Taking Chanel as an example, sales revenue in 2013 was 4 billion 980 million euros, or about 6 billion 600 million US dollars, slightly higher than that in 2012, but its net profit dropped sharply from 1 billion 150 million euros in 2012 to 7.26 billion euros.
There are similar situations in the world's three largest luxury goods groups, LVMH, Li Feng and Kai Yun, especially men's wear and watch business, which dropped by 13% and 11% in 2013 and 2014 respectively.
Since the factors that affect prices, such as taxes and logistics, are not controlled by the brands, they can only make changes within the scope of their own pricing.
- Related reading
Viewing The Development Path Of Garment Industry From Four Sets Of Data Of Semir Annual Report
|Quanzhou's Exports To Korea Increased By 82.7% Over The Same Period Last Year.
|- I want to break the news. | PEAK International Basketball Festival Officially Released The New State Basketball Shoes "Thigh" Lu Wei Appeared To Burn The Whole Stadium.
- Pregnant baby | Jingdong Investment Dixon Pass About 9% Of The Shares Will Expand The Layout Of The 3C Line
- Instant news | Women's Shoes On Behalf Of Industry And Commerce Nine Jedi Counterattack This Year's Share Price Soared Over 50%
- Expert commentary | Domestic And Foreign Cotton Market Supply And Demand Side Loose Period Price Rebounding Limited Space
- Expert commentary | Market Environment Is Bad, India Cotton Yarn Production And Marketing Are Blocked.
- Daily headlines | Burst! A Fire Broke Out In A Printing And Dyeing Factory In Kunshan, Jiangsu, And Flames Rushed Out Of The Roof.

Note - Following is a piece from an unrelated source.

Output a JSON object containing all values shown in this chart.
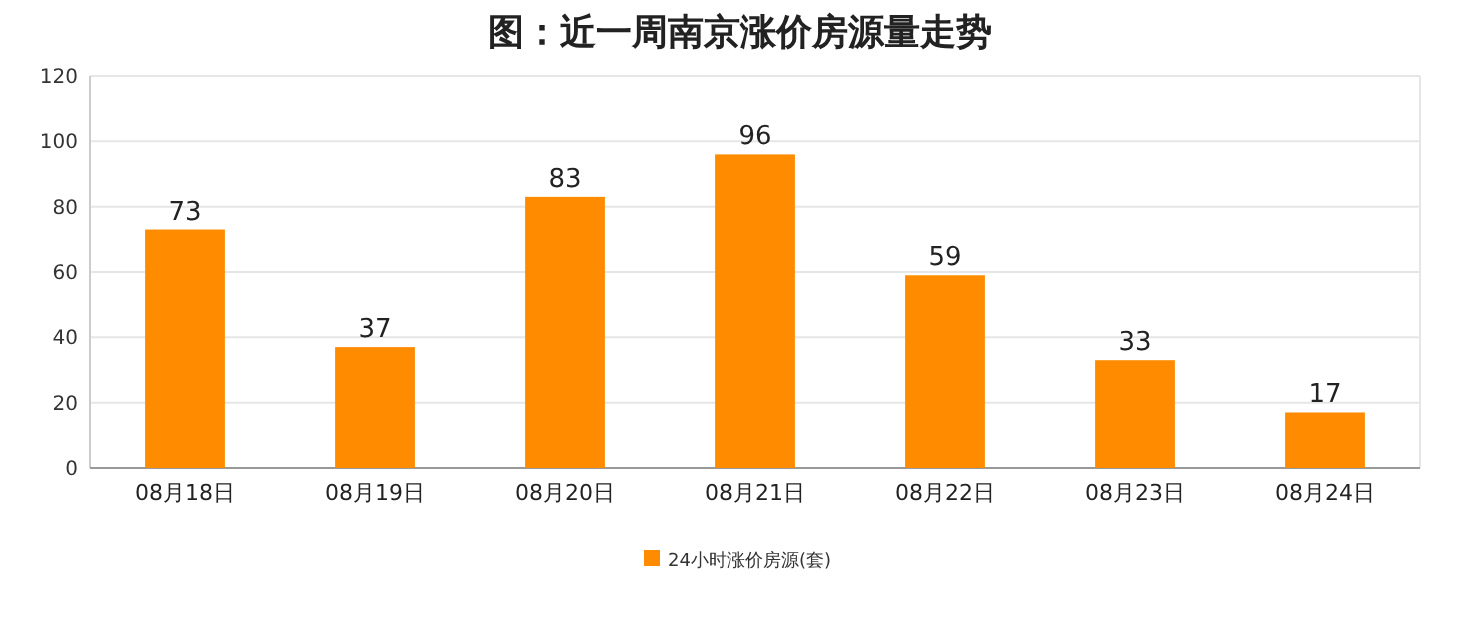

- Instant news | Daphne's Performance Has Been Declining Continuously, And Its Self Salvation Has Become Increasingly Difficult.
- Instant news | Is There Any Future For Department Stores?
- Instant news | Levi' How Did S Make A T-Shirt And Jacket A $1 Billion Deal?
- Instant news | Frequent Quality Of MUJI Products In The Future
- Experience Is King: Like Being In A Fashion Boutique.
- Chen Yulu: "Singing While Excellence Is Business"
- Adidas Faces "Bottleneck" In The Era Of Face Watching
- "Privilege" Made Lin Dan Bolder And Pushed Himself Before Launching His Underwear Brand.
- The Decline Of Hongkong'S Retail Industry Is Becoming A Reality.
- Rouge&Lounge Spokesman Gianna Jun Visits Shanghai
- Olivia Unveiled Max&Co. Flagship Store In Chengdu
- ZARA Always Insists On "User First".
- Adidas Hits "Star Tactics"
- The Designer's Chain Change Is A Hair Trigger.